American hero

Josephine Riesman on 9/11 and Uncle Sam
An apocalyptic vision of Uncle Sam in eighteenth-century attire, staring out of the frame, surrounded by flames, with the initials US in red, white, and blue behind him.
Cover of U.S. by Steve Darnell and Alex Ross

Today: Josephine Riesman, New York Times-bestselling author of Ringmaster and True Believer.


Issue No. 156

Uncle Sam Deserves a Better Country
Josephine Riesman


Uncle Sam Deserves a Better Country

by Josephine Riesman

No! I will never apologize for the United States!” he screams. 

His skinny body is restrained by hospital orderlies; he is clad in a tattered yet instantly familiar suit of red, white, and blue. His white beard and dramatic eyebrows flail with emotion. Uncle Sam is having an episode.

A doctor tries to intervene: “Sir, please understand—”
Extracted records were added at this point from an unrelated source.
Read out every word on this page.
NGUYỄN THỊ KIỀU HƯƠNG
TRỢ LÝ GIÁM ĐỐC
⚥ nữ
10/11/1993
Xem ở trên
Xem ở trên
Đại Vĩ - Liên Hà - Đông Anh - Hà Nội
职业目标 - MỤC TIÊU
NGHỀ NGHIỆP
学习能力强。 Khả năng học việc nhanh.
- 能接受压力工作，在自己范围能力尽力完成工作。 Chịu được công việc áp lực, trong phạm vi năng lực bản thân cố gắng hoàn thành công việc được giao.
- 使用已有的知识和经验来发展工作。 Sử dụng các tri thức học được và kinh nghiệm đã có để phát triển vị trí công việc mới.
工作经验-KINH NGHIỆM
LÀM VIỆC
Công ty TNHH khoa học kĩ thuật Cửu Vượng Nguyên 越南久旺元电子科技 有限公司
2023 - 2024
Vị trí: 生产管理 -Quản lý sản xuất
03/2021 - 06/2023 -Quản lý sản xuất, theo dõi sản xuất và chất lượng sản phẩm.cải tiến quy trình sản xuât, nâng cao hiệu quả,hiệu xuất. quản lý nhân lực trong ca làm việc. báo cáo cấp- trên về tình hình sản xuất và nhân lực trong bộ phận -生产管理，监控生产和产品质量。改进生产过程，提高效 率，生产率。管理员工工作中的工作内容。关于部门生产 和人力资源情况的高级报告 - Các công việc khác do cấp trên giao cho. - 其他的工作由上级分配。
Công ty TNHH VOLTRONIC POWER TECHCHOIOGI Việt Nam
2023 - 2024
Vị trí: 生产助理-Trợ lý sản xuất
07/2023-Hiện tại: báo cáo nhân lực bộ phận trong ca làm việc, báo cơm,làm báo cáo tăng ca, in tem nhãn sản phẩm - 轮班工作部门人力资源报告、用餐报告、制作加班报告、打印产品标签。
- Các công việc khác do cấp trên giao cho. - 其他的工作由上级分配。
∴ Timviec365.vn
“I don’t care what the facts are!” he yells, wild-eyed. “Gridlock!”—“Message: I care!” 

“Uh, I’m sure you do, sir,” the doctor says. And then, a moment later: “There’s nothing we can do for you.”

“I’ve signed legislation that will outlaw Russia forever—we begin bombing in five minutes!” Sam howls as he’s dragged out of the hospital.
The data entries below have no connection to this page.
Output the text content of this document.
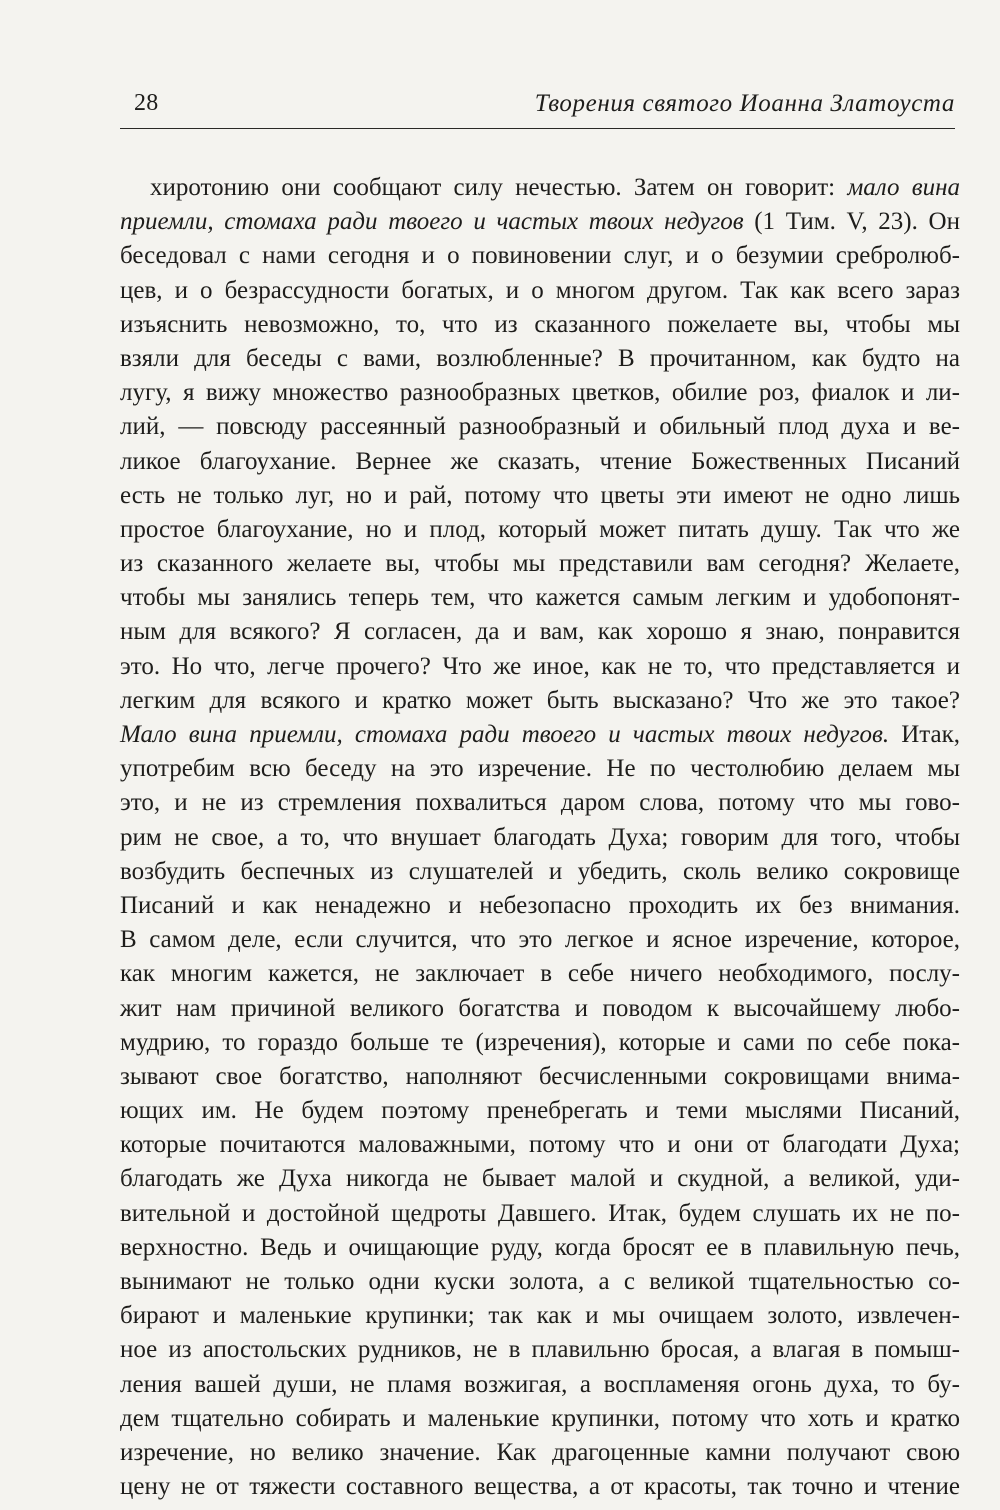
28	Творения святого Иоанна Златоуста
хиротонию они сообщают силу нечестью. Затем он говорит: мало вина
приемли, стомаха ради твоего и частых твоих недугов (1 Тим. V, 23). Он
беседовал с нами сегодня и о повиновении слуг, и о безумии сребролюб-
цев, и о безрассудности богатых, и о многом другом. Так как всего зараз
изъяснить невозможно, то, что из сказанного пожелаете вы, чтобы мы
взяли для беседы с вами, возлюбленные? В прочитанном, как будто на
лугу, я вижу множество разнообразных цветков, обилие роз, фиалок и ли-
лий, — повсюду рассеянный разнообразный и обильный плод духа и ве-
ликое благоухание. Вернее же сказать, чтение Божественных Писаний
есть не только луг, но и рай, потому что цветы эти имеют не одно лишь
простое благоухание, но и плод, который может питать душу. Так что же
из сказанного желаете вы, чтобы мы представили вам сегодня? Желаете,
чтобы мы занялись теперь тем, что кажется самым легким и удобопонят-
ным для всякого? Я согласен, да и вам, как хорошо я знаю, понравится
это. Но что, легче прочего? Что же иное, как не то, что представляется и
легким для всякого и кратко может быть высказано? Что же это такое?
Мало вина приемли, стомаха ради твоего и частых твоих недугов. Итак,
употребим всю беседу на это изречение. Не по честолюбию делаем мы
это, и не из стремления похвалиться даром слова, потому что мы гово-
рим не свое, а то, что внушает благодать Духа; говорим для того, чтобы
возбудить беспечных из слушателей и убедить, сколь велико сокровище
Писаний и как ненадежно и небезопасно проходить их без внимания.
В самом деле, если случится, что это легкое и ясное изречение, которое,
как многим кажется, не заключает в себе ничего необходимого, послу-
жит нам причиной великого богатства и поводом к высочайшему любо-
мудрию, то гораздо больше те (изречения), которые и сами по себе пока-
зывают свое богатство, наполняют бесчисленными сокровищами внима-
ющих им. Не будем поэтому пренебрегать и теми мыслями Писаний,
которые почитаются маловажными, потому что и они от благодати Духа;
благодать же Духа никогда не бывает малой и скудной, а великой, уди-
вительной и достойной щедроты Давшего. Итак, будем слушать их не по-
верхностно. Ведь и очищающие руду, когда бросят ее в плавильную печь,
вынимают не только одни куски золота, а с великой тщательностью со-
бирают и маленькие крупинки; так как и мы очищаем золото, извлечен-
ное из апостольских рудников, не в плавильню бросая, а влагая в помыш-
ления вашей души, не пламя возжигая, а воспламеняя огонь духа, то бу-
дем тщательно собирать и маленькие крупинки, потому что хоть и кратко
изречение, но велико значение. Как драгоценные камни получают свою
цену не от тяжести составного вещества, а от красоты, так точно и чтение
Such is the America of Steve Darnall and Alex Ross’s visionary 1997 graphic novella, Uncle Sam. Which is to say, such is our America: a 250-year-old idea on the brink of death and begging for help. And it was our America in the ’90s, too.

Signs and portents. Symbols and icons. Legends and myths. The time is right now—today, this very moment—and the top-hatted embodiment of the United States is living on the streets. Good ol’ U.S. is down and out. 

Out of print for decades after its initial run with DC Comics’ Vertigo imprint, Uncle Sam was released last month by Abrams Books in a gorgeous new “Special Election Edition”, and it does, indeed, feel eerily relevant as the battle for the White House trudges on. But in re-reading Uncle Sam and speaking to its creators, I couldn’t help but think about it in the context of 9/11’s twenty-third anniversary.

Post-9/11 Americans are all victims of myth. We, the People, were attacked by Heaven-oriented fanatics, and then we were “defended” (by which I mean surveilled, detained, and imprisoned) by true believers in things like patriotism, capitalism, and their own Heaven. These visions coalesced into a war that left American politics and much of the Muslim world a cratered, cynical wasteland. There were a few who tried to stop the bloodshed, but those resisters didn’t stand a chance. They were fighting passionate belief with reason, and that never works.

If only the antiwar movement after 9/11 had read Uncle Sam. It contains what might be the ultimate truth of politics: The only thing that can stop a bad guy with a myth is a good guy with a myth.